We describe how the low-rank structure in an SDP can be exploited to reduce the per-iteration cost of a convex primal-dual interior-point method down to cubic time and quadratic memory, even at very high accuracies. A traditional difficulty is the dense Newton subproblem at each iteration, which becomes progressively ill-conditioned as progress is made towards the solution. Preconditioners have previously been proposed to improve conditioning, but these can be expensive to set up, and become ineffective as the preconditioner itself becomes increasingly ill-conditioned at high accuracies. Instead, we present a well-conditioned reformulation of the Newton subproblem that is cheap to set up, and whose condition number is guaranteed to remain bounded over all iterations.

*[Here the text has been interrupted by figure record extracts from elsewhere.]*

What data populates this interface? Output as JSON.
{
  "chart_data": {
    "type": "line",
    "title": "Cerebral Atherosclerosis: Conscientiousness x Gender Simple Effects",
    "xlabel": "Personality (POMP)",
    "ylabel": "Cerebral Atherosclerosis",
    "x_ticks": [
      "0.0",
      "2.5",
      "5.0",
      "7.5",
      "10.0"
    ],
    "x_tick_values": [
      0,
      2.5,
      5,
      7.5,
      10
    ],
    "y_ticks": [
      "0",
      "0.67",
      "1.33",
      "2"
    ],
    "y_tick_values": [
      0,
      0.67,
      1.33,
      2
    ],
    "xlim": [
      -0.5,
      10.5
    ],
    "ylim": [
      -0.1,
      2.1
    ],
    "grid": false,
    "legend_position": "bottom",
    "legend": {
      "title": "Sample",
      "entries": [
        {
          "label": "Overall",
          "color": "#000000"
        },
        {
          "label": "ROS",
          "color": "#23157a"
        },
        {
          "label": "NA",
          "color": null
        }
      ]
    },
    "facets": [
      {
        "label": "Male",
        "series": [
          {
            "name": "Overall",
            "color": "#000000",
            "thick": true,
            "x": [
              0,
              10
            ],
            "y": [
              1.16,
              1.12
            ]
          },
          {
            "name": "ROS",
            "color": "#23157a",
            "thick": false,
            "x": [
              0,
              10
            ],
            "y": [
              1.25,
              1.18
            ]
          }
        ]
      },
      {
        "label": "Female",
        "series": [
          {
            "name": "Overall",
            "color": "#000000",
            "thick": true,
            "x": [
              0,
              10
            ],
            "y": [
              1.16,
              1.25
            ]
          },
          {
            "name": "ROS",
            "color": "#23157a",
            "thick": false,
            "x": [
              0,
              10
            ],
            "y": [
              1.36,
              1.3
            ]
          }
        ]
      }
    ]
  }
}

In theory, applying an inner iterative method to the reformulation reduces the per-iteration cost of the outer interior-point method to cubic time and quadratic memory. We also present a well-conditioned preconditioner that greatly improves the convergence of the inner iterations.

### 3 — 09:30 — Loraine news: From a low-rank to a high-precision SDP solver

Loraine.jl is a Julia SDP solver, originally developed for large-scale problems with low-rank solutions. We will present a second generation of the code, focused on high-accuracy solution of small but difficult SDP problems. The code uses extended-precision arithmetic provided by MultiFloats.jl. We will demonstrate that the solver can deliver reliable solutions to difficult (highly ill-conditioned or almost infeasible) problems arising in Steady-State Power Network Optimization or in global polynomial optimization. In particular, we will give numerical confirmation of theoretical convergence estimates of Lasserre hierarchy for certain polynomial optimization problems studied in the literature. For instance, we will show that Loraine can give a reliable solution to problems with relaxation order 35 and more, much higher than standard SDP solvers.

### 4 — 10:00 — ** CANCELLED ** An Augmented Lagrangian Primal-Dual Semismooth Newton Method for Multi-Block Composite Optimization

In this talk, we present a novel primal-dual semismooth Newton method for solving linearly constrained multi-block convex composite optimization problems. First, a differentiable augmented Lagrangian (AL) function is constructed by utilizing the Moreau envelopes of the nonsmooth functions. Then we derive a semismooth system of nonlinear equations and develop a semismooth Newton method ALPDSN. Through a connection to the inexact first-order steps when the regularization parameter is sufficiently large, the global convergence of ALPDSN is established. Under the regularity conditions, partial smoothness, the local error bound, and the strict complementarity, we show that both the primal and the dual iteration sequences possess a superlinear convergence rate. Numerical results demonstrate the high efficiency and robustness of our ALPDSN.